Pada hari Jumat tanggal 19 Juli 2024, Jaksa Eksekutor Kejaksaan Negeri Kota Bandung berhasil mengeksekusi terpidana atas nama Alex Denni telah melakukan tindak pidana korupsi sehubungan adanya Proyek Distinct Job Manual (Pekerjaan Analisa Tahun 2003) di PT Telkom Tbk tahun 2003.

Eksekusi tersebut dimaksud dalam Pasal Pasal 3 Jo. UU Nomor 31 tahun 1999 Jo. UU Nomor 20 Tahun 2001 Jo.
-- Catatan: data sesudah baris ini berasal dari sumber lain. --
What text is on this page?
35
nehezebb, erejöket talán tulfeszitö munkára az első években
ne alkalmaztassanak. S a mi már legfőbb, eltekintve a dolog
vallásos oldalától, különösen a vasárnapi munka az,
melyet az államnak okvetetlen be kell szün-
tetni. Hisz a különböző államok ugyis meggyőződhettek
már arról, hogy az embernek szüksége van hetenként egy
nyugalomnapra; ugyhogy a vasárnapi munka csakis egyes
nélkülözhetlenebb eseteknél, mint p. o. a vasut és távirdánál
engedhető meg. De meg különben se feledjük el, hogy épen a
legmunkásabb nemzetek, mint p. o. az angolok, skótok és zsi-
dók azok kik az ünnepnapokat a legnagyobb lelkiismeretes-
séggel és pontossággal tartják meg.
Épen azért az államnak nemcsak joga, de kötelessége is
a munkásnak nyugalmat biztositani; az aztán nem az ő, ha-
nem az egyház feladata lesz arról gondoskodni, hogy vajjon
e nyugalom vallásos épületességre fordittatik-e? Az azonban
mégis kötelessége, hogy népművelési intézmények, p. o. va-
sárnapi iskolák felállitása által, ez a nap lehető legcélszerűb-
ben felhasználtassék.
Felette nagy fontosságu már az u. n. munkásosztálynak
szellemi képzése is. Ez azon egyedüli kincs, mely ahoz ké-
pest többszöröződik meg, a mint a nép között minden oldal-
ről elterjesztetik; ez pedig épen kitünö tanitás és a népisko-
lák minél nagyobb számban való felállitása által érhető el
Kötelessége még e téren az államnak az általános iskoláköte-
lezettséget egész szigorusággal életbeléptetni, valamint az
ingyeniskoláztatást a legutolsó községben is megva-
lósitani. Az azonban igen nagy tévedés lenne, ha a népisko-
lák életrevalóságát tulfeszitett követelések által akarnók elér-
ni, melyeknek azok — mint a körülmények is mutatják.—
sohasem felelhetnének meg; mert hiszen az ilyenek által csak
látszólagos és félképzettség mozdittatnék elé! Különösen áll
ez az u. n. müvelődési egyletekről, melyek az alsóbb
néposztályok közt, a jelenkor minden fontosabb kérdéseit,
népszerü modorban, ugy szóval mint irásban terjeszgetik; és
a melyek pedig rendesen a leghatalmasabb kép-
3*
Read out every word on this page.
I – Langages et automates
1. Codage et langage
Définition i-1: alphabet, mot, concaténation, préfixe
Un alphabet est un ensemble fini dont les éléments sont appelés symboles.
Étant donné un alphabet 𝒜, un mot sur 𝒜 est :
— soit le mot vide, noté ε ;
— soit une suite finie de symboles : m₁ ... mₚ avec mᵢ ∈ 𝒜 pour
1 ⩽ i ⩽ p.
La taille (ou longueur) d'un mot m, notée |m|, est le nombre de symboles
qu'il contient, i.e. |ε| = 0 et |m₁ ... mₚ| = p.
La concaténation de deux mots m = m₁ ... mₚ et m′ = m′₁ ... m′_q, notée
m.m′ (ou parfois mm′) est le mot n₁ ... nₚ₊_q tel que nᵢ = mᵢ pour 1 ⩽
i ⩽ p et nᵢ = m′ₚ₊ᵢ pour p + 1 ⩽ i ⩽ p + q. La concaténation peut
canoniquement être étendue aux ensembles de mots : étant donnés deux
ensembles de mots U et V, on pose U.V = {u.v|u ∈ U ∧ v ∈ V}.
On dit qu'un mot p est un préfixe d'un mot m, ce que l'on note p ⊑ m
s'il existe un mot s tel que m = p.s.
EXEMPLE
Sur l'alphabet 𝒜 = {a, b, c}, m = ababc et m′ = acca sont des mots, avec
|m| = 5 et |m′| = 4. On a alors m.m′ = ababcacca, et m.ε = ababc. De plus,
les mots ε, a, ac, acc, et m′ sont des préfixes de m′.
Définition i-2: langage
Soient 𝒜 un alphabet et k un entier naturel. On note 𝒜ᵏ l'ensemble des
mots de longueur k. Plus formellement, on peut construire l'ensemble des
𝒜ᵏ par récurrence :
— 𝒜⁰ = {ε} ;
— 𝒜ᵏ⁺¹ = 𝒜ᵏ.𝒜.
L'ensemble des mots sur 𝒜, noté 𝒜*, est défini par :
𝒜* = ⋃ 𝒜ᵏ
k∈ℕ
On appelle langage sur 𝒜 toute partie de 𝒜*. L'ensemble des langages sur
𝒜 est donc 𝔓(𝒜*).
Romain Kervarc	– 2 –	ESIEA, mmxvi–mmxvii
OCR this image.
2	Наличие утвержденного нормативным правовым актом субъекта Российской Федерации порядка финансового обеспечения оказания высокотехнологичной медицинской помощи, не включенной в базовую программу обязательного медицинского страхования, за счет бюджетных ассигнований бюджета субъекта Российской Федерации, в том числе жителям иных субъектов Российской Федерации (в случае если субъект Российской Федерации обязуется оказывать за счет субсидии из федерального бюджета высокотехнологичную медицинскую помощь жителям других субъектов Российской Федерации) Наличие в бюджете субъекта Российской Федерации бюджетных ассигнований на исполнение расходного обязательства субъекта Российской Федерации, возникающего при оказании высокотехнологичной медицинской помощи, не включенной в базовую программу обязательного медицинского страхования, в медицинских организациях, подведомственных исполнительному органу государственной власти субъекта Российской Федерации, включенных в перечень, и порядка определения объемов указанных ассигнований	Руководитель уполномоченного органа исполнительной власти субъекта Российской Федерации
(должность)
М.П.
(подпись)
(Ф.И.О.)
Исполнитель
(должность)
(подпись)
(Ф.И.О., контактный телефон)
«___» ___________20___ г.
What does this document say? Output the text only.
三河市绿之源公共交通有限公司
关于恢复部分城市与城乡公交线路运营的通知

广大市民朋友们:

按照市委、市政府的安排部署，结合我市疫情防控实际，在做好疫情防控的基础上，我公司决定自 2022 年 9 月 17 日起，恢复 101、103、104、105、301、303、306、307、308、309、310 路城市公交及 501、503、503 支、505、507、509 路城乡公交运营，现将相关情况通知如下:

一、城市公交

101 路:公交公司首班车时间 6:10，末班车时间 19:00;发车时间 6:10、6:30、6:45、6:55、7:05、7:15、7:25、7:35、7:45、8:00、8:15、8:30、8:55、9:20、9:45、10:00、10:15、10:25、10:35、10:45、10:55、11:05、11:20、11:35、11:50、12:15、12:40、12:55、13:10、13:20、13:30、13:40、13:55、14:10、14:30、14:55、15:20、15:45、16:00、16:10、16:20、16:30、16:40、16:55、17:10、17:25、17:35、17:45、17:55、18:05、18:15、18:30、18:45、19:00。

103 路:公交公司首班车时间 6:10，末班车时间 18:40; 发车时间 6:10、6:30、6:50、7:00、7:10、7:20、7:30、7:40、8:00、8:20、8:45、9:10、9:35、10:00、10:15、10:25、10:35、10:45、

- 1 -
Pasal 55 ayat 1 KUHP. 

Alex selanjutnya dieksekusi ke Lapas Sukamiskin Bandung untuk menjalani masa hukuman sebagaimana putusan Mahkamah Agung RI Nomor 163 K/Pid.Sus/2013 tanggal 7 September 2013. 

"Yang menyatakan terdakwa terbukti bersalah melakukan tindak pidana korupsi dengan menjatuhkan pidana selama 1 tahun, denda Rp 50 juta dan membayar uang pengganti Rp 789 juta," demikian keterangan Kejari Kota Bandung. (wan)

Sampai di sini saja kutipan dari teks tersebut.